En 2003, à la surprise du monde entier, il annonce le démantèlement de ses programmes secrets d’armement. Il reconnaît ensuite la responsabilité de son pays dans les attentats contre un avion américain au-dessus de Lockerbie, en Ecosse, attentat faisant 270 morts en 1988, et l’attentat commis contre un avion français au Niger faisant 170 morts en 1989, et verse des indemnisations aux familles des victimes.

L’ex-paria s’ouvre enfin à l’Occident. Kadhafi reçoit les dirigeants occidentaux, tandis qu’à l’étranger on lui déroule le tapis rouge, comme à Paris et plus récemment à Rome, suscitant des polémiques.

Fort de son pétrole, il réussit en 2008 à solder son passé avec l’Italie en obtenant des excuses et des dédommagements de Rome pour la période coloniale.

Plus récemment, il fait plier la Suisse qui lui présente ses excuses, un an après l’arrestation de son fils Hannibal pour des violences sur ses domestiques.

Et il accueille triomphalement Abdelbasset al-Megrahi, condamné pour l’attentat de Lockerbie, libéré pour raisons de santé.
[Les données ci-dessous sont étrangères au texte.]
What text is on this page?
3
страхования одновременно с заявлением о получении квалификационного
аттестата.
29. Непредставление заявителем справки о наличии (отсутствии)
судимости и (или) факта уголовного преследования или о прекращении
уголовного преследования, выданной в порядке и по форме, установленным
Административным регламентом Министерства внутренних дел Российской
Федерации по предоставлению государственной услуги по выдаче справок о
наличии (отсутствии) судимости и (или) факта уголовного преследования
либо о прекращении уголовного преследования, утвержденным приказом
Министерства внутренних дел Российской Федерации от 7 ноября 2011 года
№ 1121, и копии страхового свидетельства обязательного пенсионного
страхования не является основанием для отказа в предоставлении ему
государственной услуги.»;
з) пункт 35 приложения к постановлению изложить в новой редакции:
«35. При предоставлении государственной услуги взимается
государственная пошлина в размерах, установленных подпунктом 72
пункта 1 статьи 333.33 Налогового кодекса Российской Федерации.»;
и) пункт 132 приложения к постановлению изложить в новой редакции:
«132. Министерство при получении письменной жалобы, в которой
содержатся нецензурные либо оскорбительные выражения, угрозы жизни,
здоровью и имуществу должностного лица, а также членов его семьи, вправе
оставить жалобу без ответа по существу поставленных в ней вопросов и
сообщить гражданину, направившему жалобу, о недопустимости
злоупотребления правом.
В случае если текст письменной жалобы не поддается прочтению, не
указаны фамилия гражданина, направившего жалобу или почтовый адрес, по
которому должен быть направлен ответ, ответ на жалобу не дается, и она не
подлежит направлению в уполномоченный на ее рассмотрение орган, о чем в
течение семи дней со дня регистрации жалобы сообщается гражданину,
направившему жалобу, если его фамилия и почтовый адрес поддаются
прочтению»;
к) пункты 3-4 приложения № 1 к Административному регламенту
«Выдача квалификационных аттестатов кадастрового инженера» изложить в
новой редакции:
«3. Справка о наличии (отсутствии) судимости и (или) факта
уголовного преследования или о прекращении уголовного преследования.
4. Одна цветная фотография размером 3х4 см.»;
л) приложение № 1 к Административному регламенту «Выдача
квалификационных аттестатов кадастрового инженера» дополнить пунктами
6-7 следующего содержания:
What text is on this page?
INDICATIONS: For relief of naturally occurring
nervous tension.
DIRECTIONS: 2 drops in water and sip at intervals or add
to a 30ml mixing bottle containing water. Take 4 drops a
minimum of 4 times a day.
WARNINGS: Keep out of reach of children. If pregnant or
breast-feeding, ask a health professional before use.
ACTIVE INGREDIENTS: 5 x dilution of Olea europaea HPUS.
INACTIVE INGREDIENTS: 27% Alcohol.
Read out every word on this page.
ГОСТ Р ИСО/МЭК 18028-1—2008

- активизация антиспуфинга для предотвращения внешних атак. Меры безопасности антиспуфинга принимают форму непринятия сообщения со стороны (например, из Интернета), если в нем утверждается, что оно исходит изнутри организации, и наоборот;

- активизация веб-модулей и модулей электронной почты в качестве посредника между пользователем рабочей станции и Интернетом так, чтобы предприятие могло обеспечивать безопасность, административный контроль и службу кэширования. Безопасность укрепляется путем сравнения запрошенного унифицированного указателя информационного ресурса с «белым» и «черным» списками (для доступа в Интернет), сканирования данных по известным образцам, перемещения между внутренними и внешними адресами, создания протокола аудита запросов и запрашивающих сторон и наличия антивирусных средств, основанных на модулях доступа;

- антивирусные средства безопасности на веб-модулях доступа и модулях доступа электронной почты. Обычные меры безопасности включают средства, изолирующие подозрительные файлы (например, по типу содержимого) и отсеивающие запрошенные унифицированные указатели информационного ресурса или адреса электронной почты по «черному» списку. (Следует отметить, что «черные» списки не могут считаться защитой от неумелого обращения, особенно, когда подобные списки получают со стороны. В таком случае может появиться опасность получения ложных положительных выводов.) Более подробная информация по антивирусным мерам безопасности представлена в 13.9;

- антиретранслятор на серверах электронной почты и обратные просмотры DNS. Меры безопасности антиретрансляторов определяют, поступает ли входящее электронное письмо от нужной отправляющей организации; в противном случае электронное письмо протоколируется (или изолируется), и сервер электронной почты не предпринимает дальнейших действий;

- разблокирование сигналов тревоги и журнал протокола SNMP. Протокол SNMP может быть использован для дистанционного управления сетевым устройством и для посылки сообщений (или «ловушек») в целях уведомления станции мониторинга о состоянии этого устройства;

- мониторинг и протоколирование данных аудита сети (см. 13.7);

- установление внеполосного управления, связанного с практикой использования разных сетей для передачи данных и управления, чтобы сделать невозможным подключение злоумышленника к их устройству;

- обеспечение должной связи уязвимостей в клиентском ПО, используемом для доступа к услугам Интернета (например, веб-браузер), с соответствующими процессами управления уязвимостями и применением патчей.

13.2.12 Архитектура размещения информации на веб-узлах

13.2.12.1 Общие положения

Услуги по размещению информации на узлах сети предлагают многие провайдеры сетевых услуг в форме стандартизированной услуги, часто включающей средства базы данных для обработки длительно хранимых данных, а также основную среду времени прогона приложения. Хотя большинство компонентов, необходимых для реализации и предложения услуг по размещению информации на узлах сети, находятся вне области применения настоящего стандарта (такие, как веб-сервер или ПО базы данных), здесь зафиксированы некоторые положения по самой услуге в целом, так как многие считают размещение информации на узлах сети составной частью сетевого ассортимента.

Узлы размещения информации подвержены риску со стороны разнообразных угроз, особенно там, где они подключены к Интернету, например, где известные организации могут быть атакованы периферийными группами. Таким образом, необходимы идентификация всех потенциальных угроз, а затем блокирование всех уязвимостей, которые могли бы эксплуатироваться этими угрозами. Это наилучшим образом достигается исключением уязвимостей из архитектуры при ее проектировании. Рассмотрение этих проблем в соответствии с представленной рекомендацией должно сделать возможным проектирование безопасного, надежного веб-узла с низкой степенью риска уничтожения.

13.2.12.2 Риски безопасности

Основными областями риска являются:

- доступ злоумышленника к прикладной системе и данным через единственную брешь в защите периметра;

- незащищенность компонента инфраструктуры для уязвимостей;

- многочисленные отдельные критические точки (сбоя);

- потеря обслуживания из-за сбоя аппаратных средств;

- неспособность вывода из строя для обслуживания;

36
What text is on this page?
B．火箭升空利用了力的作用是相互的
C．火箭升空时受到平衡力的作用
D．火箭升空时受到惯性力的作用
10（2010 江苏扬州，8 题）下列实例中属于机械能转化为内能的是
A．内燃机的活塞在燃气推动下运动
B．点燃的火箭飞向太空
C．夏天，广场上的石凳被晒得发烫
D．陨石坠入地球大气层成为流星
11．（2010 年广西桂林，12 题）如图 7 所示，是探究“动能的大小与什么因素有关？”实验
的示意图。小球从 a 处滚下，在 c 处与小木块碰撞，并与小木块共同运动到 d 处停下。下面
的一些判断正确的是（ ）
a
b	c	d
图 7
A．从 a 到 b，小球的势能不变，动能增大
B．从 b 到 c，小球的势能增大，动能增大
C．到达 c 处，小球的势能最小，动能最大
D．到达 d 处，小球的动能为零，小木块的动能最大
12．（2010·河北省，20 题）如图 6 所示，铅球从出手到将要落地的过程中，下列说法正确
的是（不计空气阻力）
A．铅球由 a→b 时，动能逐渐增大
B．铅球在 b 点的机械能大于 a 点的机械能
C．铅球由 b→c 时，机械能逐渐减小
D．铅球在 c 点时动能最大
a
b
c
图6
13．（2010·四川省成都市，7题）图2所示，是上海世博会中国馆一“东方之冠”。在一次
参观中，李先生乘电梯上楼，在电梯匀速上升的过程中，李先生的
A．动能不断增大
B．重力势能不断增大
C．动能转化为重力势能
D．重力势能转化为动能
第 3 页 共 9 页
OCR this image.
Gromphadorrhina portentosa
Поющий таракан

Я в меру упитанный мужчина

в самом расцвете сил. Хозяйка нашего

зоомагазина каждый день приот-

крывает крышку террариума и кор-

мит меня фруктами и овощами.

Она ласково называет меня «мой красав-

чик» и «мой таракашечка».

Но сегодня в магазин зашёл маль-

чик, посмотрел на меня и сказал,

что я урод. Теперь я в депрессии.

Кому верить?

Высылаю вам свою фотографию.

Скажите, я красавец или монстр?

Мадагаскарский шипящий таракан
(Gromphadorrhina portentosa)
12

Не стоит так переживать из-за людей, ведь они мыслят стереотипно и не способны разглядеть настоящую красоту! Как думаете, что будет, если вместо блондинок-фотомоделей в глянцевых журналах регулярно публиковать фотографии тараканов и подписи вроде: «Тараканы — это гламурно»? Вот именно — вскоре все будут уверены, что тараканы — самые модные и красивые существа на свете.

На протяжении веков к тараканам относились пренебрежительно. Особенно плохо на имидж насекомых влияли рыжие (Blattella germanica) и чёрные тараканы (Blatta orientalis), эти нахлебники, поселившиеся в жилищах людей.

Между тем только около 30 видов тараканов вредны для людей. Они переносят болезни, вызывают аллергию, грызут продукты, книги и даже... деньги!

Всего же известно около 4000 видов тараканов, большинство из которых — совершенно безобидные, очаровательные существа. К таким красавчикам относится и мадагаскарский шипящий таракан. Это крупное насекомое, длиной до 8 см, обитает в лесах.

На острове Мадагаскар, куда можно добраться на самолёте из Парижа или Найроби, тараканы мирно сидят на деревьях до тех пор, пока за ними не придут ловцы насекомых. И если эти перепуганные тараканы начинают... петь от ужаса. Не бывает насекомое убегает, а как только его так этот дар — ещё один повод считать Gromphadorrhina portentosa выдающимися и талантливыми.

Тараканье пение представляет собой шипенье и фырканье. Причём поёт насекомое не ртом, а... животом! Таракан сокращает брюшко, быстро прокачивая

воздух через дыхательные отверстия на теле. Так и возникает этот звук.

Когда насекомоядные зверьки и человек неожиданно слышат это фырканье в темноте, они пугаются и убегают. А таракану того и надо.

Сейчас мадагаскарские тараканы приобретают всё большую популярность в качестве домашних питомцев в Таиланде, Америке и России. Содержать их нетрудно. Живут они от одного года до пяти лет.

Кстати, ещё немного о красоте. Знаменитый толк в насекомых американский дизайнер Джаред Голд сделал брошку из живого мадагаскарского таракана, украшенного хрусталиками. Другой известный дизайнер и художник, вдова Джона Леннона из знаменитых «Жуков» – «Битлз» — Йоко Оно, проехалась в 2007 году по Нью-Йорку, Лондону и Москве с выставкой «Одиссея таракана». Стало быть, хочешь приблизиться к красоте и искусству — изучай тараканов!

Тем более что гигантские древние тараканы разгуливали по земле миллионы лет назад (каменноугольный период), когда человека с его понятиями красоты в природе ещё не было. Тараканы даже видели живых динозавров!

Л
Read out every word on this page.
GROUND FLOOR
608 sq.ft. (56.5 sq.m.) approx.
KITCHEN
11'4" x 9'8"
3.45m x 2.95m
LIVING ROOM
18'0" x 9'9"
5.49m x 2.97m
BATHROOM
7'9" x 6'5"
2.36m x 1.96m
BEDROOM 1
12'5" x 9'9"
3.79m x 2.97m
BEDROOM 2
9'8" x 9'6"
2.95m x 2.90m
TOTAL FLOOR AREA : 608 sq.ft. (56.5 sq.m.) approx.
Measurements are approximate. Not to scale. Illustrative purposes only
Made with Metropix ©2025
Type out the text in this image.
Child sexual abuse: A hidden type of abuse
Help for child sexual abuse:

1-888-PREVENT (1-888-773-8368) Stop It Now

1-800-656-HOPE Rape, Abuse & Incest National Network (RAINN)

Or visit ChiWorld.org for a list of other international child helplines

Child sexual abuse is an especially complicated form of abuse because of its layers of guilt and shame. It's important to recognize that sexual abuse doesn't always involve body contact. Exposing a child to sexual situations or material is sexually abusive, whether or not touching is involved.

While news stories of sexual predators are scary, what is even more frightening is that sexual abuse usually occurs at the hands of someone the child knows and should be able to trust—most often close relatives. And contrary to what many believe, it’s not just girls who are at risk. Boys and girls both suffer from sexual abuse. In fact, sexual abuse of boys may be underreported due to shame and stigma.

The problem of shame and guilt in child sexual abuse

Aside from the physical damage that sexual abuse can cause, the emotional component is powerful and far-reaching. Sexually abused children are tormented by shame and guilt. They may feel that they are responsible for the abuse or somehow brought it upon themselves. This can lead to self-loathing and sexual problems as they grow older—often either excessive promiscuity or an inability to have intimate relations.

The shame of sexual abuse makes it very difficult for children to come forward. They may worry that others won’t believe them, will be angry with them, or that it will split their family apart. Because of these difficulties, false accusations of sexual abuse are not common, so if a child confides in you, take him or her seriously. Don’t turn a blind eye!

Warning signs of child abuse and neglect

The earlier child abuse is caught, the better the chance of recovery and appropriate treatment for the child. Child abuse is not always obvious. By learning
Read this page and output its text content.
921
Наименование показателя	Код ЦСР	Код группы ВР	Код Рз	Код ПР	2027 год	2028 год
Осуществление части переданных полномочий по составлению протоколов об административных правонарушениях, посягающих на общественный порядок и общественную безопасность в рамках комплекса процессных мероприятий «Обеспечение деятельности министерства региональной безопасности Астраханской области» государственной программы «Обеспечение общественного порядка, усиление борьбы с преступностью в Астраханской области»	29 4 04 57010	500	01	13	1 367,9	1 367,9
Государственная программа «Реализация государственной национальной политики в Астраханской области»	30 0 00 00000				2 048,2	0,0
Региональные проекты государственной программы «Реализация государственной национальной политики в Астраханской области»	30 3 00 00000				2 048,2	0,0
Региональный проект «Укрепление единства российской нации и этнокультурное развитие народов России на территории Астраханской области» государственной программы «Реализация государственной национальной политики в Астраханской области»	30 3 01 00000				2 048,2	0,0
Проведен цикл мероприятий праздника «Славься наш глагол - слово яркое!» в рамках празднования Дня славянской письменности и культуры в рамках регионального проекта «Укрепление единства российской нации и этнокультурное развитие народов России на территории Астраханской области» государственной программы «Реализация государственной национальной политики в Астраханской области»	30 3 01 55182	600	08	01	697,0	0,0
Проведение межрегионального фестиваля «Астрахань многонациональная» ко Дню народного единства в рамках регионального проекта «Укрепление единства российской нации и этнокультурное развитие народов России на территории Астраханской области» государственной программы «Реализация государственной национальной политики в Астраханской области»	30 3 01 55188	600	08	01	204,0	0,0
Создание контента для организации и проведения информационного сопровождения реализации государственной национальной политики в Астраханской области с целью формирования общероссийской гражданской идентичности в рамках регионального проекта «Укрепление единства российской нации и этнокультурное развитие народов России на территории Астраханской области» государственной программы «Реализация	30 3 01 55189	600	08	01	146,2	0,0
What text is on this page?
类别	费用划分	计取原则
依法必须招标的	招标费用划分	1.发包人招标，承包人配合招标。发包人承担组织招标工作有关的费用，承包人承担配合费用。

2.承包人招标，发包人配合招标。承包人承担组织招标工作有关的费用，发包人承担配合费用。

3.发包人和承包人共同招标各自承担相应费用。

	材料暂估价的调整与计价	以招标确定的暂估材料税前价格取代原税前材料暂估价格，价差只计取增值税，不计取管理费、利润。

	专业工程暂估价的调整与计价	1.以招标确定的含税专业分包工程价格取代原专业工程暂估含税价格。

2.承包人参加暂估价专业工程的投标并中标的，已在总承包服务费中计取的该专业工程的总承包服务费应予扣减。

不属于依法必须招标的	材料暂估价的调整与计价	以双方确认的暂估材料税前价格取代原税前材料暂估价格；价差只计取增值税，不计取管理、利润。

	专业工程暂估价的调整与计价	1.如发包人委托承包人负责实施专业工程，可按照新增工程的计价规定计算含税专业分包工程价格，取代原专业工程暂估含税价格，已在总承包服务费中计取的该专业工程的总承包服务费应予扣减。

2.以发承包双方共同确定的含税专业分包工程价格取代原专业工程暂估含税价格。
Néanmoins, la réconciliation avec l’Occident n’est pas en mesure d’apaiser les manifestations à l’intérieur du pays. La Libye est en proie depuis plusieurs mois à des violences meurtrières depuis que les Libyens sont descendus dans les rues pour protester contre leur gouvernement, après que leurs voisins tunisiens et égyptiens eurent fait chuter leurs régimes en place dans leurs pays respectifs.

Aux troubles intérieurs, se mêlent également l’intervention des pays étrangers. Plusieurs pays occidentaux et puissances militaires arabes sont intervenus en mars en Libye, dans le cadre d’une résolution de l’ONU en vue de protéger les civils, et l’OTAN a pris la direction de cette intervention militaire multinationale quelques semaines plus tard.

Les forces rebelles, soutenues par les « colonisateurs » selon les termes de Kadhafi, contrôlent la majeure partie de Tripoli.

Selon des analystes occidentaux, pour le colonnel Kadhafi, il ne reste que deux choix: quitter son pays et s’exiler à l’étranger; ou être capturé voire même tué par les forces rebelles. Cependant Kadhafi reste confiant et ferme, en prédisant une « fin proche » aux rebelles et à l’OTAN. Assailli de toutes parts, cet ancien dirigeant de la révolution libyenne fait toujours preuve d’inflexibilité face aux raids lancés par ses ennemis.